亡き父の手紙と共に歩んでいた私は、25歳で結婚して、娘を授かった。夫には彼女に話せない秘密がある。実は、会社が不景気で借金が膨らんで、闇金にまで手を出していたのだ。
私は産まれたばかりの赤子を抱いて、夜の新宿を歩いていた。
その頃、夫は闇の組織と共にビルの屋上にいた。
もう、金を返せないなら、その銃で妻かガキかどちらかを撃て!
銃を持たされ、銃口を妻に向けられる。
夫に妻と子供を撃つことなんて出来るわけがない。
では、手を貸してやろう。
アゲハ蝶のタトゥーがある右手を伸ばして、震える夫の指に重ねた。サイレンサーがあるので銃声は聞こえないが、妻の胸を撃ち抜いた。
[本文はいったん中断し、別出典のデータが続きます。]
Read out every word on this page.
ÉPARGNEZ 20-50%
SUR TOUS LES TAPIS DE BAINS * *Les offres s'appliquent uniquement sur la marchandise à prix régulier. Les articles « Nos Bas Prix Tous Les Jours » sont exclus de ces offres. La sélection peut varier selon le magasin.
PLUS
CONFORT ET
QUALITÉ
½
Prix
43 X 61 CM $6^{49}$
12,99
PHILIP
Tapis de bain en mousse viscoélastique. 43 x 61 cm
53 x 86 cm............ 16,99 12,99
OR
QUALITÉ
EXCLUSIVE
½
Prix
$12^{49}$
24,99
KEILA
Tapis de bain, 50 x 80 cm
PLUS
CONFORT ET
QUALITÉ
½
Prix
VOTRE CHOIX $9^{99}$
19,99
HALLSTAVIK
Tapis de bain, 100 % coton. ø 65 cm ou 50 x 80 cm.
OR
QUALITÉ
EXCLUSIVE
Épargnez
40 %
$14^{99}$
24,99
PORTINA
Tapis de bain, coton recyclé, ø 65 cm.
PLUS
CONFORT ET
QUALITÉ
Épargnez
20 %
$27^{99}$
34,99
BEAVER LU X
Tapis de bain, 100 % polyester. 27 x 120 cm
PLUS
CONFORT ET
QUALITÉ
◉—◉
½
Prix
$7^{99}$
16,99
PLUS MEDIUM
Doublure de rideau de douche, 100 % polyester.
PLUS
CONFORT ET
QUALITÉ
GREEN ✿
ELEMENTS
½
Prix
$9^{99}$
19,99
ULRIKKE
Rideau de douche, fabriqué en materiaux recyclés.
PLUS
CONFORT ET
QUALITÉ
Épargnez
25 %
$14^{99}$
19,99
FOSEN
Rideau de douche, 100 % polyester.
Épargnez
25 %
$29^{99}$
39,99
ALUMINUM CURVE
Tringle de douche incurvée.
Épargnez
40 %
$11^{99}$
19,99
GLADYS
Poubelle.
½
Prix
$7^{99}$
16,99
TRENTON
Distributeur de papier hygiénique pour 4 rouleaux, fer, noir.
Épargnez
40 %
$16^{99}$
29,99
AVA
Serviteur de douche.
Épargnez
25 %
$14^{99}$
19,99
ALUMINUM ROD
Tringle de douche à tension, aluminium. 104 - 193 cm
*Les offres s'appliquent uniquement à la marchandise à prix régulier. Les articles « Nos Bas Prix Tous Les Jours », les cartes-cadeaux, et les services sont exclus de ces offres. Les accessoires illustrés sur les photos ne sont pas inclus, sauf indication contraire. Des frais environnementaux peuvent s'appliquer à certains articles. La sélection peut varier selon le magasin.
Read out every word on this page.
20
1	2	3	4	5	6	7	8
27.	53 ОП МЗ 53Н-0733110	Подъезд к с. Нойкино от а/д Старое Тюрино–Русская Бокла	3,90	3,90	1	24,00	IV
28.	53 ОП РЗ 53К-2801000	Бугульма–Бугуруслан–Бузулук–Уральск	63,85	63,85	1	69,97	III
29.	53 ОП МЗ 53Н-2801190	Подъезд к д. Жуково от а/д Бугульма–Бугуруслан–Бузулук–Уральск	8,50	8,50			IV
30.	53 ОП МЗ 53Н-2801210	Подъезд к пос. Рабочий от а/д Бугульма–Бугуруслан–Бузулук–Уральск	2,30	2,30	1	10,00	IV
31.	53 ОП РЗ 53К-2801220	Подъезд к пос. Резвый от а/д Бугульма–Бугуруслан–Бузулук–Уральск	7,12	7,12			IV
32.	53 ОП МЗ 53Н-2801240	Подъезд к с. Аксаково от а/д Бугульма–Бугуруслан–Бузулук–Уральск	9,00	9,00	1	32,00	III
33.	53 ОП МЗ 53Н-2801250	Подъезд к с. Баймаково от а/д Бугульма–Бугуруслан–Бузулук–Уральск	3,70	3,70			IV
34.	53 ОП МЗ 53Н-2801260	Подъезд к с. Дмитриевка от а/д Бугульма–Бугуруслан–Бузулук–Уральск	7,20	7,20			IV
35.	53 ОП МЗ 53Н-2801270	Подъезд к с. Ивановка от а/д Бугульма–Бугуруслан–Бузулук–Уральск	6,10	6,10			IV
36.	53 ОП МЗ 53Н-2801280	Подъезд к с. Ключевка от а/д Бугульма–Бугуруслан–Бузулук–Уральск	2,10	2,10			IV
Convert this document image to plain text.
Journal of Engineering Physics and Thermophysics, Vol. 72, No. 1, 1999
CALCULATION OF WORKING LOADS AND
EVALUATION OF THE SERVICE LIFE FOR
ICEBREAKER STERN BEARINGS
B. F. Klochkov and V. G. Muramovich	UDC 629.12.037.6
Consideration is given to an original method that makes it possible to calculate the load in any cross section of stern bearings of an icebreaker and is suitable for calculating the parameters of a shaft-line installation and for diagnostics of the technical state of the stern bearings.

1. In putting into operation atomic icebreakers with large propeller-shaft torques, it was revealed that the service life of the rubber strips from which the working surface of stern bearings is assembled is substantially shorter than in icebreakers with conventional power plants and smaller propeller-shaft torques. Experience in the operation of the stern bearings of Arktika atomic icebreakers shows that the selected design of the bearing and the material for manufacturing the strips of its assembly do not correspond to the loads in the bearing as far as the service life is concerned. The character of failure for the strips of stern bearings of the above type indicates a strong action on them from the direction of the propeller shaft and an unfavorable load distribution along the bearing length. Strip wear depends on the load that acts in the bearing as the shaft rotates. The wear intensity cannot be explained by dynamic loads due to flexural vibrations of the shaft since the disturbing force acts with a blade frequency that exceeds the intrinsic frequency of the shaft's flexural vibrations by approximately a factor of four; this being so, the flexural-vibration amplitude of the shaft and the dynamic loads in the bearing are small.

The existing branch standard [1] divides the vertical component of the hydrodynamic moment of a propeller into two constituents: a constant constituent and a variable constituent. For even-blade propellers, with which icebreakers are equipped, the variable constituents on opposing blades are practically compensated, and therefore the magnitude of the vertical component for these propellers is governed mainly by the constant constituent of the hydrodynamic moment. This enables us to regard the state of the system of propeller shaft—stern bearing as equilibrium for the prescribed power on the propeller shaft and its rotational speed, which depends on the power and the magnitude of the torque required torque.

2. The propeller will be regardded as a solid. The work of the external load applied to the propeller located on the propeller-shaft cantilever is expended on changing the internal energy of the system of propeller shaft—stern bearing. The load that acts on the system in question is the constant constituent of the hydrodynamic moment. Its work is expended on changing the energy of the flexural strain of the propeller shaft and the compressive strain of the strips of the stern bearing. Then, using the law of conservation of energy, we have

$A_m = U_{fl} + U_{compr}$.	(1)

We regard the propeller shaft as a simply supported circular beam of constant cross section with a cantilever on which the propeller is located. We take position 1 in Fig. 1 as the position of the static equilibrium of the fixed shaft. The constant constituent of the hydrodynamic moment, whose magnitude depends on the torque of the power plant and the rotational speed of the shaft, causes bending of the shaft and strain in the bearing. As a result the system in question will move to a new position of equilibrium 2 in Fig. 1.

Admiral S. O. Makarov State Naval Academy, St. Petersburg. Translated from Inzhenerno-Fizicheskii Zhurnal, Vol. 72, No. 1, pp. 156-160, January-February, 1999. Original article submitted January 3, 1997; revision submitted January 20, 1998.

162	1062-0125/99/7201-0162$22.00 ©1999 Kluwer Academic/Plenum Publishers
たまたま、別のビルの窓からその光景を見ていた51歳の紫牡丹は、倒れた彼女を見て、これを伝えなければ。
倒れた彼女を見て、紫牡丹の顔が青くなる。
何てこと!あの人の娘がこんなことになるなんて!
紫牡丹は彼女を撃った犯人の特徴を覚えている限り手紙に書きとめ、赤子と若い友人に預けた。
しかし、実の子でもない黒百合を愛せるはずがない。黒百合は家を飛び出し、夜の世界で働く夜の花になっていた。彼女の背中を押していたのは手紙の文字だけだった。
亡き母への復讐。それだけが黒百合の背中を押していたのだ。